In the early 2010s Spokes, along with local councillors, notably Cllr Gavin Corbett and Cllr Melanie Main, assisted a whole series of householders who had fallen foul of garden shed planning conditions, for one reason or another. This led to orders to remove sheds, threats of huge fines, lengthy and distressing appeals, and major time-wasting for council officers – sometimes even a government inspector. Here are just a few quotes from written appeals by some of the people we helped…

  • It seems ludicrous that I have chosen to provide my own solution (at significant cost) to bikestorage – a noted problem and disincentive to taking up or continuing cycling – and positioned discreetly beneath a mature high hedge – and I am being actively pursued to prevent this.
  • This has been a really really horrible period for us – and it’s not over yet.
  • We have had a number of bikes stolen from our front garden and have tried a number of methods to keep our bikes safe and finally decided to put up a shed … The council have now contacted us and are insisting we take the shed down (with the threat of a £1000 fine if we don’t) … We have no car and feel that as a family trying to live without one we should be encouraged to cycle.

To minimise such problems, Spokes worked with the Council to produce a factsheet which gives criteria under which planning permission is likely to be granted for front garden sheds.

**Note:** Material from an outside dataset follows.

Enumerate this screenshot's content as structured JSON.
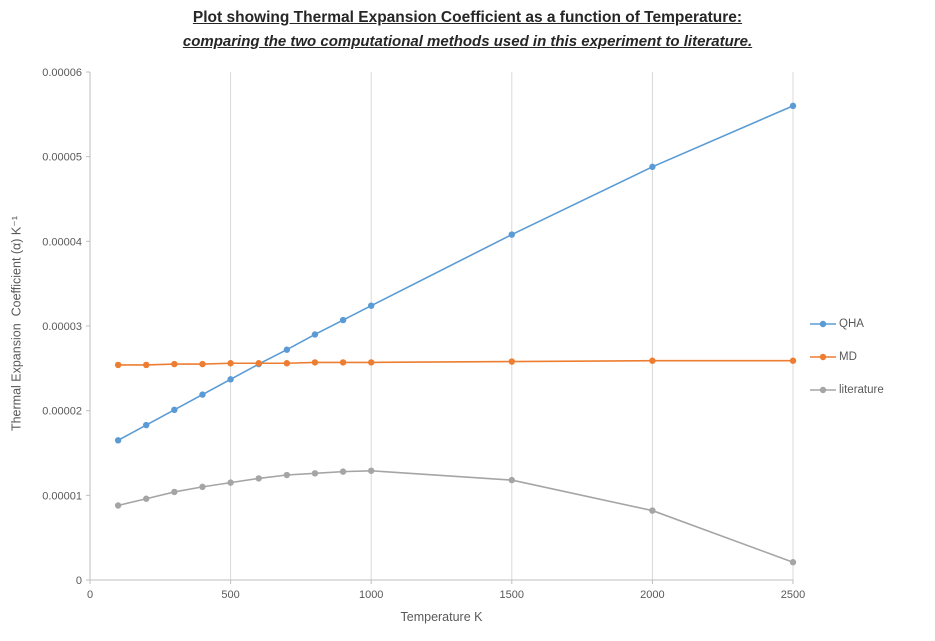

The factsheet was approved by the Council Planning Committee of 3 October 2013 and is now referenced in the official Council Guidance to Householders (page 15).

The dimensions in the factsheet are 1.5m height, 2.5m width, 1.2m depth. As far as we are aware every planning application since 2013 which has complied with these criteria has been approved with no hassles, suggesting that these dimensions are absolutely fine in planning terms.

Whilst this was hugely successful in halting the previous distress and time-wasting, nonetheless even the smallest sheds or containers still need planning permission – currently at a cost of over £200, whether or not permission is granted. The Council has done all it can do legally – only the Scottish Government can change the requirement for planning permission.

Thus in 2015 we began a campaign to persuade the Scottish Government to grant PDR for front garden bike sheds meeting specified criteria including size.

Although supported on several occasions in Parliament by MSPs, notably Alison Johnstone MSP, the 5 years between 2015 and 2020 have been a painful catalogue of obfuscation and consultation after consultation – an object lesson in how the simplest proposal to enable greener and healthier lifestyles can get bogged down in a mire of bureaucracy. What can we say about the Minister’s assurance in 2016 that tackling PDR was a “priority key action?” Spokes has made around ten substantial interventions in these 5 years, including responding to an astonishing five government consultations relevant to this topic [most are detailed on this page].

Ironically, just like Spaces for People, which has revolutionised government interest in segregated cycle routes, it is the Covid pandemic which has pushed cycle storage high up the agenda. The government is now urging people to travel by bike – and, hopefully, at last realises it must therefore stop making it difficult or impossible for many people to own a bike!